Murphy signed the letter to Bill Barr, and a few days before Jan. 6, he told a conservative talk show audience “Fraud has occurred in this election … I know it for a fact.”
Though Trump beat Biden in North Carolina, Murphy, like tried to cite a local example. But also like Bishop, he got things wrong.
Murphy voted against accepting Pennsylvania’s electoral votes and against the House commission investigating the riot.

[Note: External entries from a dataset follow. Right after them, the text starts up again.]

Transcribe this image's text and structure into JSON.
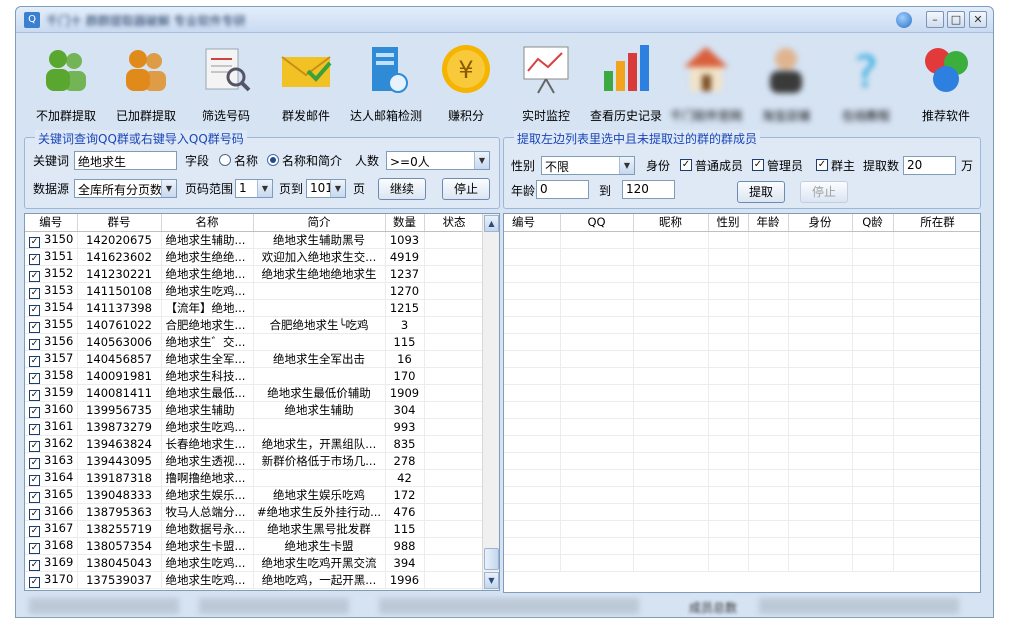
{
  "window": {
    "title": "千门十 群群提取器破解  专业软件专研",
    "controls": {
      "min": "–",
      "max": "□",
      "close": "✕"
    }
  },
  "toolbar": [
    {
      "label": "不加群提取",
      "icon": "people-icon",
      "color": "#5aa72f",
      "blurred": false
    },
    {
      "label": "已加群提取",
      "icon": "people-icon",
      "color": "#e08a1c",
      "blurred": false
    },
    {
      "label": "筛选号码",
      "icon": "search-document-icon",
      "color": "#8aa0b8",
      "blurred": false
    },
    {
      "label": "群发邮件",
      "icon": "envelope-icon",
      "color": "#f2c124",
      "blurred": false
    },
    {
      "label": "达人邮箱检测",
      "icon": "server-icon",
      "color": "#2f8bd6",
      "blurred": false
    },
    {
      "label": "赚积分",
      "icon": "coin-icon",
      "color": "#f4b400",
      "blurred": false
    },
    {
      "label": "实时监控",
      "icon": "chart-board-icon",
      "color": "#d94040",
      "blurred": false
    },
    {
      "label": "查看历史记录",
      "icon": "bar-chart-icon",
      "color": "#2d7fe0",
      "blurred": false
    },
    {
      "label": "千门软件官网",
      "icon": "house-icon",
      "color": "#d95f3c",
      "blurred": true
    },
    {
      "label": "淘宝店铺",
      "icon": "person-icon",
      "color": "#3a3a3a",
      "blurred": true
    },
    {
      "label": "在线教程",
      "icon": "help-icon",
      "color": "#29a8e0",
      "blurred": true
    },
    {
      "label": "推荐软件",
      "icon": "apps-icon",
      "color": "#e23a3a",
      "blurred": false
    }
  ],
  "left_panel": {
    "legend": "关键词查询QQ群或右键导入QQ群号码",
    "keyword_label": "关键词",
    "keyword_value": "绝地求生",
    "field_label": "字段",
    "radio_name": "名称",
    "radio_name_desc": "名称和简介",
    "people_label": "人数",
    "people_value": ">=0人",
    "source_label": "数据源",
    "source_value": "全库所有分页数",
    "page_range_label": "页码范围",
    "page_from": "1",
    "page_to_label": "页到",
    "page_to": "101",
    "page_unit": "页",
    "continue_button": "继续",
    "stop_button": "停止"
  },
  "right_panel": {
    "legend": "提取左边列表里选中且未提取过的群的群成员",
    "gender_label": "性别",
    "gender_value": "不限",
    "role_label": "身份",
    "role_normal": "普通成员",
    "role_admin": "管理员",
    "role_owner": "群主",
    "count_label": "提取数",
    "count_value": "20",
    "count_unit": "万",
    "age_label": "年龄",
    "age_from": "0",
    "age_to_label": "到",
    "age_to": "120",
    "extract_button": "提取",
    "stop_button": "停止"
  },
  "group_table": {
    "headers": [
      "编号",
      "群号",
      "名称",
      "简介",
      "数量",
      "状态"
    ],
    "rows": [
      [
        "3150",
        "142020675",
        "绝地求生辅助...",
        "绝地求生辅助黑号",
        "1093",
        ""
      ],
      [
        "3151",
        "141623602",
        "绝地求生绝绝...",
        "欢迎加入绝地求生交...",
        "4919",
        ""
      ],
      [
        "3152",
        "141230221",
        "绝地求生绝地...",
        "绝地求生绝地绝地求生",
        "1237",
        ""
      ],
      [
        "3153",
        "141150108",
        "绝地求生吃鸡...",
        "",
        "1270",
        ""
      ],
      [
        "3154",
        "141137398",
        "【流年】绝地...",
        "",
        "1215",
        ""
      ],
      [
        "3155",
        "140761022",
        "合肥绝地求生...",
        "合肥绝地求生╰吃鸡",
        "3",
        ""
      ],
      [
        "3156",
        "140563006",
        "绝地求生゛交...",
        "",
        "115",
        ""
      ],
      [
        "3157",
        "140456857",
        "绝地求生全军...",
        "绝地求生全军出击",
        "16",
        ""
      ],
      [
        "3158",
        "140091981",
        "绝地求生科技...",
        "",
        "170",
        ""
      ],
      [
        "3159",
        "140081411",
        "绝地求生最低...",
        "绝地求生最低价辅助",
        "1909",
        ""
      ],
      [
        "3160",
        "139956735",
        "绝地求生辅助",
        "绝地求生辅助",
        "304",
        ""
      ],
      [
        "3161",
        "139873279",
        "绝地求生吃鸡...",
        "",
        "993",
        ""
      ],
      [
        "3162",
        "139463824",
        "长春绝地求生...",
        "绝地求生，开黑组队...",
        "835",
        ""
      ],
      [
        "3163",
        "139443095",
        "绝地求生透视...",
        "新群价格低于市场几...",
        "278",
        ""
      ],
      [
        "3164",
        "139187318",
        "撸啊撸绝地求...",
        "",
        "42",
        ""
      ],
      [
        "3165",
        "139048333",
        "绝地求生娱乐...",
        "绝地求生娱乐吃鸡",
        "172",
        ""
      ],
      [
        "3166",
        "138795363",
        "牧马人总端分...",
        "#绝地求生反外挂行动...",
        "476",
        ""
      ],
      [
        "3167",
        "138255719",
        "绝地数据号永...",
        "绝地求生黑号批发群",
        "115",
        ""
      ],
      [
        "3168",
        "138057354",
        "绝地求生卡盟...",
        "绝地求生卡盟",
        "988",
        ""
      ],
      [
        "3169",
        "138045043",
        "绝地求生吃鸡...",
        "绝地求生吃鸡开黑交流",
        "394",
        ""
      ],
      [
        "3170",
        "137539037",
        "绝地求生吃鸡...",
        "绝地吃鸡，一起开黑...",
        "1996",
        ""
      ]
    ]
  },
  "member_table": {
    "headers": [
      "编号",
      "QQ",
      "昵称",
      "性别",
      "年龄",
      "身份",
      "Q龄",
      "所在群"
    ]
  },
  "statusbar": {
    "members_label": "成员总数"
  }
}
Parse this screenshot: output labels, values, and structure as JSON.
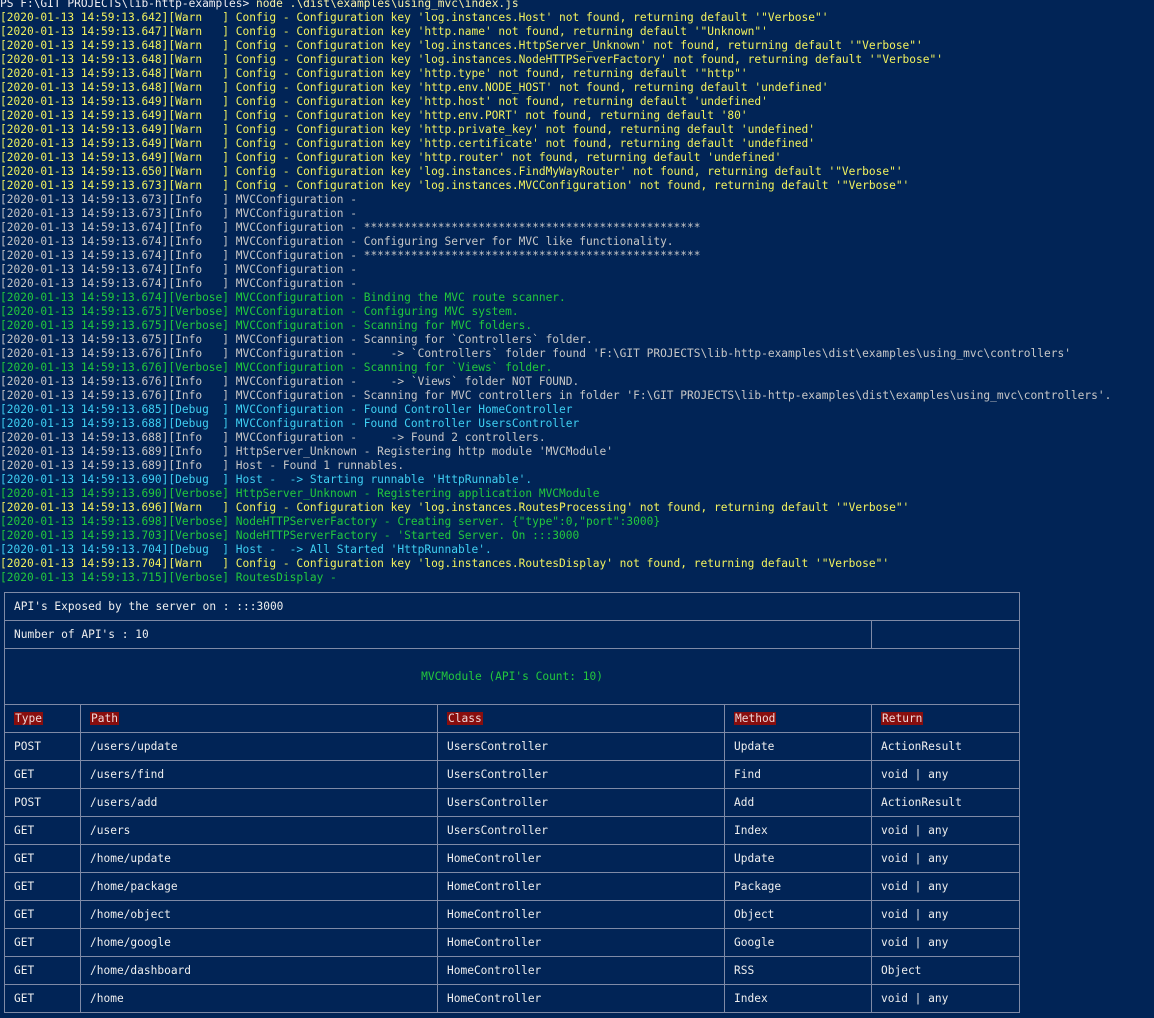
{
  "prompt": {
    "path": "PS F:\\GIT PROJECTS\\lib-http-examples> ",
    "command": "node .\\dist\\examples\\using_mvc\\index.js"
  },
  "log_lines": [
    {
      "level": "warn",
      "text": "[2020-01-13 14:59:13.642][Warn   ] Config - Configuration key 'log.instances.Host' not found, returning default '\"Verbose\"'"
    },
    {
      "level": "warn",
      "text": "[2020-01-13 14:59:13.647][Warn   ] Config - Configuration key 'http.name' not found, returning default '\"Unknown\"'"
    },
    {
      "level": "warn",
      "text": "[2020-01-13 14:59:13.648][Warn   ] Config - Configuration key 'log.instances.HttpServer_Unknown' not found, returning default '\"Verbose\"'"
    },
    {
      "level": "warn",
      "text": "[2020-01-13 14:59:13.648][Warn   ] Config - Configuration key 'log.instances.NodeHTTPServerFactory' not found, returning default '\"Verbose\"'"
    },
    {
      "level": "warn",
      "text": "[2020-01-13 14:59:13.648][Warn   ] Config - Configuration key 'http.type' not found, returning default '\"http\"'"
    },
    {
      "level": "warn",
      "text": "[2020-01-13 14:59:13.648][Warn   ] Config - Configuration key 'http.env.NODE_HOST' not found, returning default 'undefined'"
    },
    {
      "level": "warn",
      "text": "[2020-01-13 14:59:13.649][Warn   ] Config - Configuration key 'http.host' not found, returning default 'undefined'"
    },
    {
      "level": "warn",
      "text": "[2020-01-13 14:59:13.649][Warn   ] Config - Configuration key 'http.env.PORT' not found, returning default '80'"
    },
    {
      "level": "warn",
      "text": "[2020-01-13 14:59:13.649][Warn   ] Config - Configuration key 'http.private_key' not found, returning default 'undefined'"
    },
    {
      "level": "warn",
      "text": "[2020-01-13 14:59:13.649][Warn   ] Config - Configuration key 'http.certificate' not found, returning default 'undefined'"
    },
    {
      "level": "warn",
      "text": "[2020-01-13 14:59:13.649][Warn   ] Config - Configuration key 'http.router' not found, returning default 'undefined'"
    },
    {
      "level": "warn",
      "text": "[2020-01-13 14:59:13.650][Warn   ] Config - Configuration key 'log.instances.FindMyWayRouter' not found, returning default '\"Verbose\"'"
    },
    {
      "level": "warn",
      "text": "[2020-01-13 14:59:13.673][Warn   ] Config - Configuration key 'log.instances.MVCConfiguration' not found, returning default '\"Verbose\"'"
    },
    {
      "level": "info",
      "text": "[2020-01-13 14:59:13.673][Info   ] MVCConfiguration -"
    },
    {
      "level": "info",
      "text": "[2020-01-13 14:59:13.673][Info   ] MVCConfiguration -"
    },
    {
      "level": "info",
      "text": "[2020-01-13 14:59:13.674][Info   ] MVCConfiguration - **************************************************"
    },
    {
      "level": "info",
      "text": "[2020-01-13 14:59:13.674][Info   ] MVCConfiguration - Configuring Server for MVC like functionality."
    },
    {
      "level": "info",
      "text": "[2020-01-13 14:59:13.674][Info   ] MVCConfiguration - **************************************************"
    },
    {
      "level": "info",
      "text": "[2020-01-13 14:59:13.674][Info   ] MVCConfiguration -"
    },
    {
      "level": "info",
      "text": "[2020-01-13 14:59:13.674][Info   ] MVCConfiguration -"
    },
    {
      "level": "verbose",
      "text": "[2020-01-13 14:59:13.674][Verbose] MVCConfiguration - Binding the MVC route scanner."
    },
    {
      "level": "verbose",
      "text": "[2020-01-13 14:59:13.675][Verbose] MVCConfiguration - Configuring MVC system."
    },
    {
      "level": "verbose",
      "text": "[2020-01-13 14:59:13.675][Verbose] MVCConfiguration - Scanning for MVC folders."
    },
    {
      "level": "info",
      "text": "[2020-01-13 14:59:13.675][Info   ] MVCConfiguration - Scanning for `Controllers` folder."
    },
    {
      "level": "info",
      "text": "[2020-01-13 14:59:13.676][Info   ] MVCConfiguration -     -> `Controllers` folder found 'F:\\GIT PROJECTS\\lib-http-examples\\dist\\examples\\using_mvc\\controllers'"
    },
    {
      "level": "verbose",
      "text": "[2020-01-13 14:59:13.676][Verbose] MVCConfiguration - Scanning for `Views` folder."
    },
    {
      "level": "info",
      "text": "[2020-01-13 14:59:13.676][Info   ] MVCConfiguration -     -> `Views` folder NOT FOUND."
    },
    {
      "level": "info",
      "text": "[2020-01-13 14:59:13.676][Info   ] MVCConfiguration - Scanning for MVC controllers in folder 'F:\\GIT PROJECTS\\lib-http-examples\\dist\\examples\\using_mvc\\controllers'."
    },
    {
      "level": "debug",
      "text": "[2020-01-13 14:59:13.685][Debug  ] MVCConfiguration - Found Controller HomeController"
    },
    {
      "level": "debug",
      "text": "[2020-01-13 14:59:13.688][Debug  ] MVCConfiguration - Found Controller UsersController"
    },
    {
      "level": "info",
      "text": "[2020-01-13 14:59:13.688][Info   ] MVCConfiguration -     -> Found 2 controllers."
    },
    {
      "level": "info",
      "text": "[2020-01-13 14:59:13.689][Info   ] HttpServer_Unknown - Registering http module 'MVCModule'"
    },
    {
      "level": "info",
      "text": "[2020-01-13 14:59:13.689][Info   ] Host - Found 1 runnables."
    },
    {
      "level": "debug",
      "text": "[2020-01-13 14:59:13.690][Debug  ] Host -  -> Starting runnable 'HttpRunnable'."
    },
    {
      "level": "verbose",
      "text": "[2020-01-13 14:59:13.690][Verbose] HttpServer_Unknown - Registering application MVCModule"
    },
    {
      "level": "warn",
      "text": "[2020-01-13 14:59:13.696][Warn   ] Config - Configuration key 'log.instances.RoutesProcessing' not found, returning default '\"Verbose\"'"
    },
    {
      "level": "verbose",
      "text": "[2020-01-13 14:59:13.698][Verbose] NodeHTTPServerFactory - Creating server. {\"type\":0,\"port\":3000}"
    },
    {
      "level": "verbose",
      "text": "[2020-01-13 14:59:13.703][Verbose] NodeHTTPServerFactory - 'Started Server. On :::3000"
    },
    {
      "level": "debug",
      "text": "[2020-01-13 14:59:13.704][Debug  ] Host -  -> All Started 'HttpRunnable'."
    },
    {
      "level": "warn",
      "text": "[2020-01-13 14:59:13.704][Warn   ] Config - Configuration key 'log.instances.RoutesDisplay' not found, returning default '\"Verbose\"'"
    },
    {
      "level": "verbose",
      "text": "[2020-01-13 14:59:13.715][Verbose] RoutesDisplay -"
    }
  ],
  "api_table": {
    "exposed_text": "API's Exposed by the server on : :::3000",
    "count_text": "Number of API's : 10",
    "module_text": "MVCModule (API's Count: 10)",
    "headers": [
      "Type",
      "Path",
      "Class",
      "Method",
      "Return"
    ],
    "rows": [
      [
        "POST",
        "/users/update",
        "UsersController",
        "Update",
        "ActionResult"
      ],
      [
        "GET",
        "/users/find",
        "UsersController",
        "Find",
        "void | any"
      ],
      [
        "POST",
        "/users/add",
        "UsersController",
        "Add",
        "ActionResult"
      ],
      [
        "GET",
        "/users",
        "UsersController",
        "Index",
        "void | any"
      ],
      [
        "GET",
        "/home/update",
        "HomeController",
        "Update",
        "void | any"
      ],
      [
        "GET",
        "/home/package",
        "HomeController",
        "Package",
        "void | any"
      ],
      [
        "GET",
        "/home/object",
        "HomeController",
        "Object",
        "void | any"
      ],
      [
        "GET",
        "/home/google",
        "HomeController",
        "Google",
        "void | any"
      ],
      [
        "GET",
        "/home/dashboard",
        "HomeController",
        "RSS",
        "Object"
      ],
      [
        "GET",
        "/home",
        "HomeController",
        "Index",
        "void | any"
      ]
    ]
  },
  "colors": {
    "background": "#012456",
    "warn": "#f2f25e",
    "info": "#c7c7c7",
    "verbose": "#23c83d",
    "debug": "#3fd0f3",
    "header_bg": "#880e0e"
  }
}
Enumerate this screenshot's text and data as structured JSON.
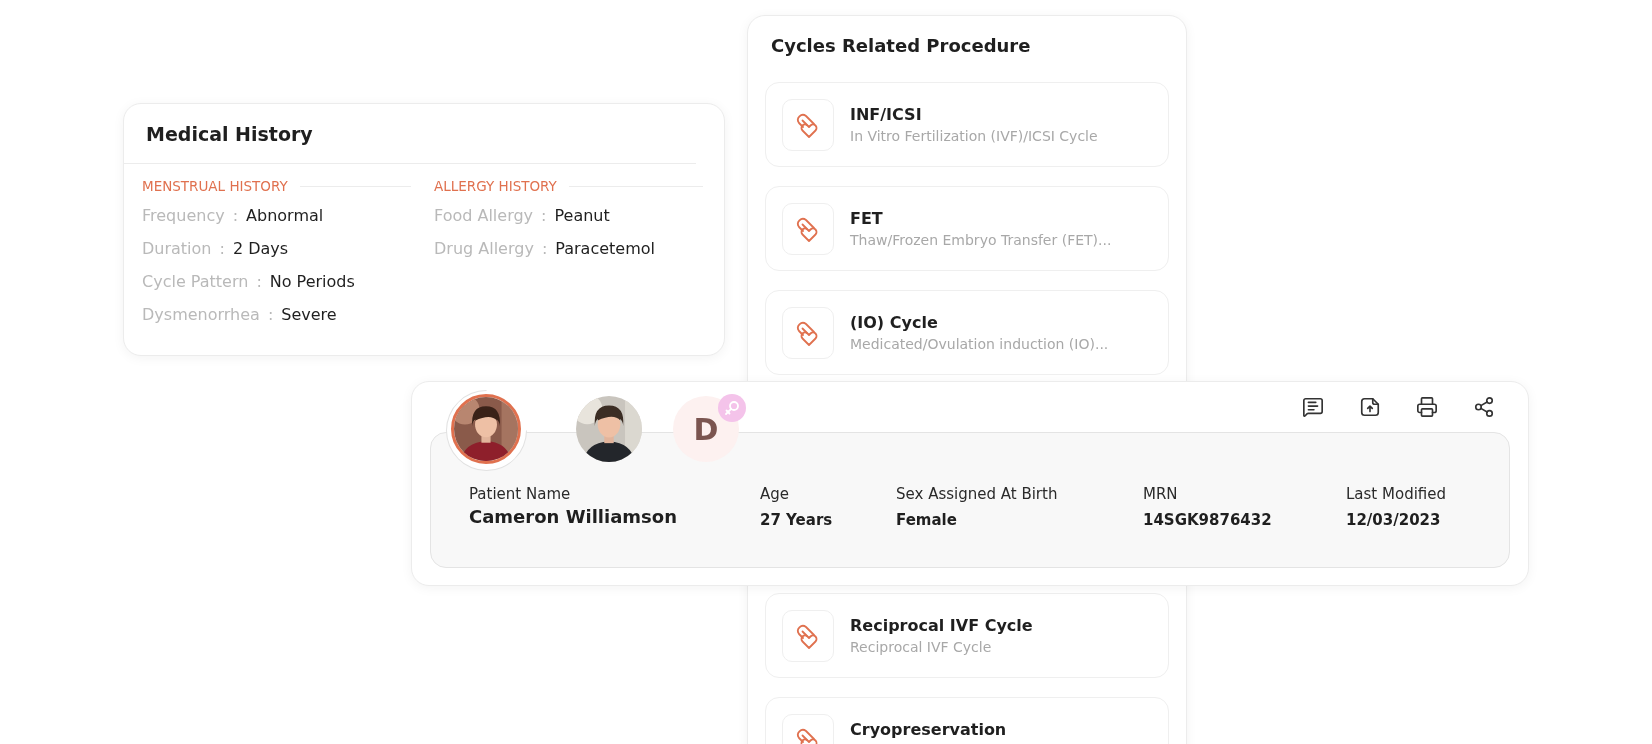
{
  "medical_history": {
    "title": "Medical History",
    "sections": [
      {
        "heading": "MENSTRUAL HISTORY",
        "fields": [
          {
            "label": "Frequency",
            "separator": ":",
            "value": "Abnormal"
          },
          {
            "label": "Duration",
            "separator": ":",
            "value": "2 Days"
          },
          {
            "label": "Cycle Pattern",
            "separator": ":",
            "value": "No Periods"
          },
          {
            "label": "Dysmenorrhea",
            "separator": ":",
            "value": "Severe"
          }
        ]
      },
      {
        "heading": "ALLERGY HISTORY",
        "fields": [
          {
            "label": "Food Allergy",
            "separator": ":",
            "value": "Peanut"
          },
          {
            "label": "Drug Allergy",
            "separator": ":",
            "value": "Paracetemol"
          }
        ]
      }
    ]
  },
  "cycles_related_procedure": {
    "title": "Cycles Related Procedure",
    "items": [
      {
        "title": "INF/ICSI",
        "subtitle": "In Vitro Fertilization (IVF)/ICSI Cycle"
      },
      {
        "title": "FET",
        "subtitle": "Thaw/Frozen Embryo Transfer (FET)..."
      },
      {
        "title": "(IO) Cycle",
        "subtitle": "Medicated/Ovulation induction (IO)..."
      },
      {
        "title": "Reciprocal IVF Cycle",
        "subtitle": "Reciprocal IVF Cycle"
      },
      {
        "title": "Cryopreservation"
      }
    ]
  },
  "patient_card": {
    "avatars": [
      {
        "kind": "picture",
        "selected": true
      },
      {
        "kind": "picture",
        "selected": false
      },
      {
        "kind": "initial",
        "initial": "D",
        "selected": false
      }
    ],
    "fields": [
      {
        "label": "Patient Name",
        "value": "Cameron Williamson",
        "kind": "primary"
      },
      {
        "label": "Age",
        "value": "27 Years",
        "kind": "plain"
      },
      {
        "label": "Sex Assigned At Birth",
        "value": "Female",
        "kind": "plain"
      },
      {
        "label": "MRN",
        "value": "14SGK9876432",
        "kind": "plain"
      },
      {
        "label": "Last Modified",
        "value": "12/03/2023",
        "kind": "plain"
      }
    ]
  }
}
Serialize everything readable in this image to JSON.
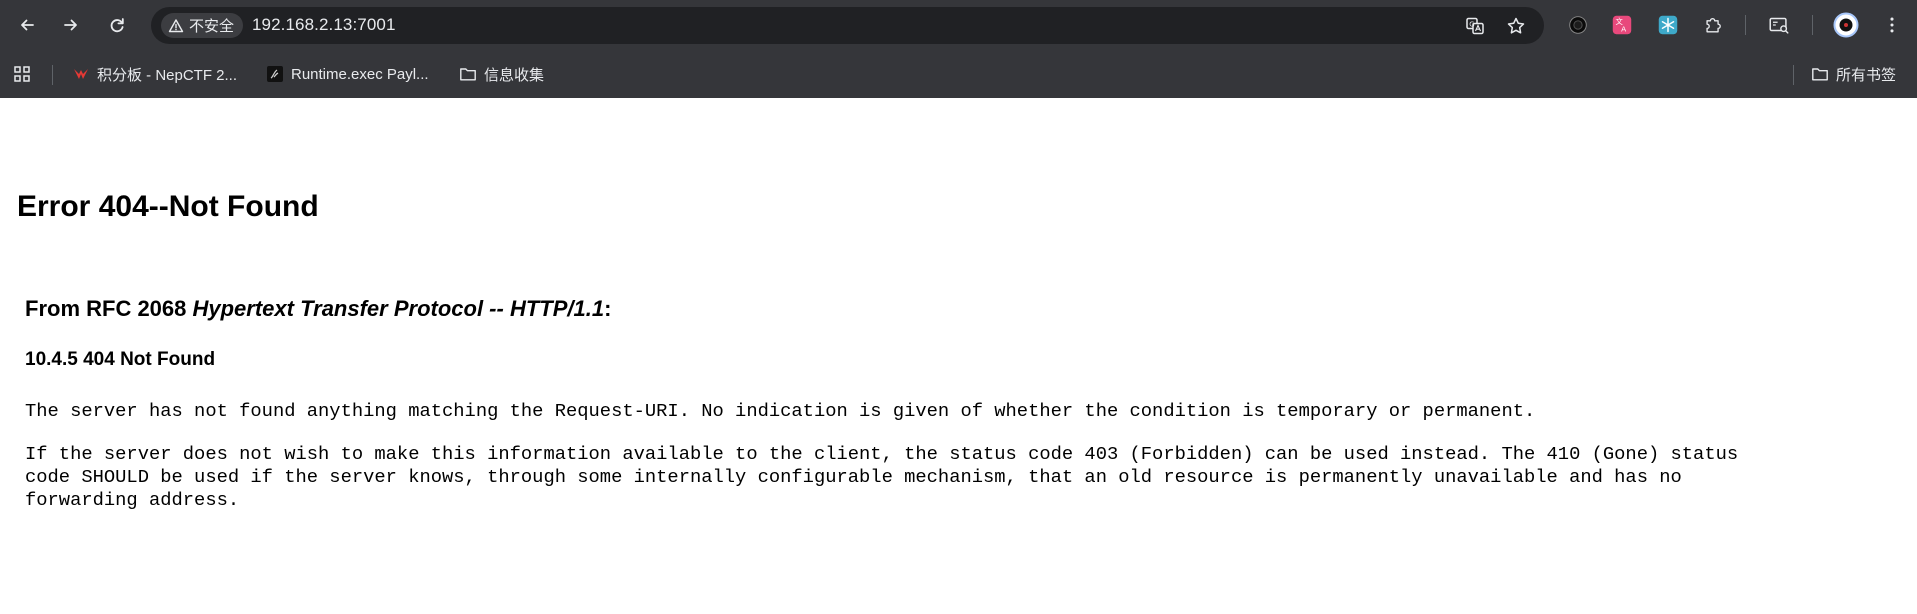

He did not cast a vote on impeachment.
Rep. Richard Hudson
Richard Hudson also cited the nebulous Constitutional issues, but dug in on the fraud claims, too, telling a CBS affiliate in Raleigh on Jan. 4 that “millions of people do not trust the outcome of this presidential election because there is incontrovertible evidence of voter irregularity—if not outright fraud.”
Like with most Republicans who made such claims, he provided no evidence or specifics.
And in a letter he, Murphy, Rouzer, and 34 other Congressmen signed on the morning of Jan. 6th, he acknowledged “we have no express authority or ability to independently prove the many allegations of fraud in the subject states.”
Hudson voted against counting the electoral votes in Arizona and Pennsylvania. He also voted against impeachment and against the House commission investigating the riot.
The others
Sen. Thom Tillis, former Sen. Burr, and Rep. Patrick McHenry were the only members of the North Carolina delegation who rejected Trump’s accusations and voted to certify the election.